The Drowsy Chaperone is a dream of a musical.By Dennis Brown
For many a Broadway musical today, spectacle is the name of the game. But the ambitions of The Drowsy Chaperone, which continues cavorting at the Fox Theatre through Sunday, are so modest that when the curtain rises, we are in the dark. Literally. The evening's earliest laughs are only heard. But be patient: There will be plenty to see soon enough.
The premise here (after the lights come up) is that we are visiting the drab apartment of a nameless yet ardent musical theater aficionado. As this rather sad little guy, who is only identified as Man in Chair, plays the original record of the 1928 Gable and Stein musical romp The Drowsy Chaperone, that once-wonderful show (you remember it, don't you? Of course you do!) is restored to life through his imagination. The brides and bridegrooms, butlers, Lotharios and gangsters who once made Chaperone the pre-Depression-era toast of Broadway return to strut their stuff. We are treated to tap dancing, blindfolded roller-skating and surprises galore.
We only see the highlights of that vintage operetta, but half a musical is better than none, right? Of course right, especially when those highlights are so wittily introduced by our pithy host. This restored Chaperone has been invigorating Broadway for nearly eighteen months now, and the tour is brand-new. St. Louis is only its third stop, so the production is still sharp and crisp. Grateful kudos to Mike Isaacson at Fox Theatricals for getting it here so promptly.
It's fitting that Chaperone should play the Fox, which was in its final phase of construction when the original version debuted at New York's Morosco Theater in September 1928 (one of the 38 musicals to open that year). Popular lore has it that St. Louis favorite Harry Fender turned down the original role of the bridegroom, just as he also had rejected the role of Gaylord Ravenal in Show Boat the preceding year. As your grandparents surely recall, Chaperone went on to become a Muny mainstay in the 1930s and '40s. (Guy Robertson and Leonard Ceeley often played the pastry chefs, and local favorite Gladys Baxter ran rings around the title role.) I even have a dim recollection of having seen its final Forest Park staging in the early '50s. Dorothy Collins played the ingénue to Allan Jones' bridegroom, and Arthur Treacher was a hoot as the butler.
Alas, popular though composers Gable and Stein once were, they soon were eclipsed by Rodgers and Hammerstein. Yet here their crown jewel has been lovingly restored to its former glory. It's fascinating to realize how many stage and movie musicals, from Flying Down to Rio to Lady in the Dark, were influenced by this trifle.

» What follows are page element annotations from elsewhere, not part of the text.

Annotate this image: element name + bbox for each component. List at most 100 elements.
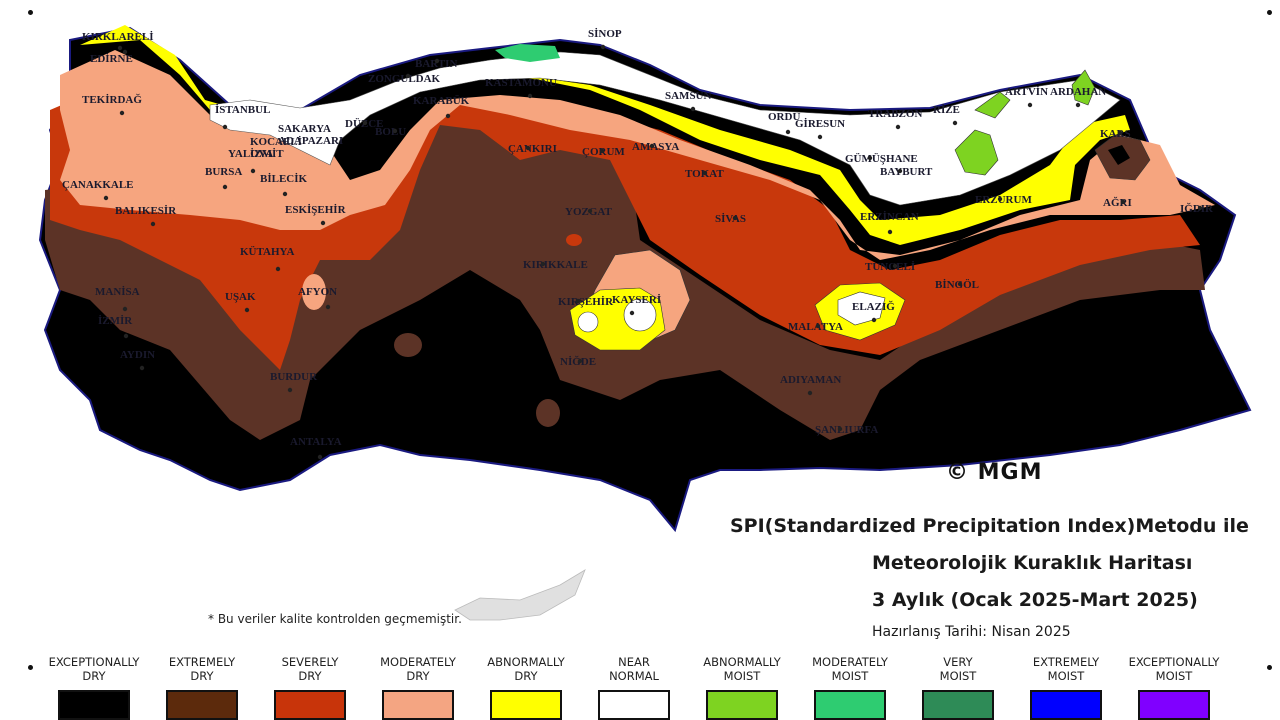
- city-label: ANTALYA: [290, 436, 342, 448]
- city-dot: [527, 93, 533, 99]
- city-dot: [690, 106, 696, 112]
- city-dot: [325, 304, 331, 310]
- city-label: ESKİŞEHİR: [285, 204, 347, 216]
- legend-label: SEVERELY DRY: [281, 655, 339, 683]
- map-title-line1: SPI(Standardized Precipitation Index)Met…: [730, 515, 1249, 537]
- corner-dot-right: [1267, 665, 1272, 670]
- city-dot: [575, 298, 581, 304]
- legend: EXCEPTIONALLY DRY EXTREMELY DRY SEVERELY DR…: [40, 655, 1250, 720]
- city-dot: [122, 306, 128, 312]
- city-label: SAKARYA: [278, 123, 331, 135]
- city-dot: [785, 129, 791, 135]
- city-dot: [317, 454, 323, 460]
- city-dot: [1027, 102, 1033, 108]
- city-label: ŞANLIURFA: [815, 424, 878, 436]
- city-dot: [577, 358, 583, 364]
- corner-dot-top-right: [1267, 10, 1272, 15]
- city-dot: [540, 261, 546, 267]
- city-label: MANİSA: [95, 286, 140, 298]
- city-label: AFYON: [298, 286, 337, 298]
- city-label: RİZE: [933, 104, 960, 116]
- legend-item: EXCEPTIONALLY MOIST: [1120, 655, 1228, 720]
- city-label: EDİRNE: [90, 53, 133, 65]
- city-label: İZMİR: [98, 315, 133, 327]
- corner-dot-top-left: [28, 10, 33, 15]
- city-dot: [117, 45, 123, 51]
- city-label: KARS: [1100, 128, 1131, 140]
- city-dot: [817, 134, 823, 140]
- city-label: KOCAELİ: [250, 136, 302, 148]
- city-label: BURSA: [205, 166, 242, 178]
- mgm-credit: © MGM: [946, 460, 1043, 485]
- city-label: YALOVA: [228, 148, 273, 160]
- region-moderately-dry: [60, 50, 1215, 260]
- city-dot: [405, 73, 411, 79]
- city-dot: [895, 124, 901, 130]
- legend-swatch: [1138, 690, 1210, 720]
- legend-item: NEAR NORMAL: [580, 655, 688, 720]
- city-dot: [525, 145, 531, 151]
- city-dot: [445, 113, 451, 119]
- city-dot: [150, 221, 156, 227]
- legend-swatch: [598, 690, 670, 720]
- city-dot: [222, 184, 228, 190]
- city-dot: [1117, 130, 1123, 136]
- cyprus-shape: [454, 569, 586, 621]
- corner-dot-left: [28, 665, 33, 670]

Among the swell new cast, I was especially charmed by Georgia Engel's absent-minded dowager. Although our host reminds us that the original dowager was played by that once-esteemed vaudeville performer Ukelele Lil (who, if memory serves, was an illegitimate cousin of Will Rogers), it's hard to imagine even the real Lil being more delightfully daffy than Engel, who is suavely abetted by Robert Dorfman as her caretaker.
But the key to the evening is Man in Chair. He is our guide, our enthusiast, our annotator, our purveyor of common sense. "Fun — that's what this show is," he explains at the outset. Indeed it is, from beginning to intermissionless end, and Jonathan Crombie makes it so. One of the evening's greatest pleasures is watching Crombie torn between wanting to share his delight with the audience even as it is a struggle for him to turn away from watching the joyous reverie that is playing out on the stage of his mind.
Like the man in the chair, you too might not want to pry your eyes from all these swirling high jinks. But do check out the people sitting around you. Then ask yourself: When was the last time you saw so many smiling faces? The Drowsy Chaperone is a mirth maker. It transports us to a state of innocence, then sends us home on a cloud of bliss.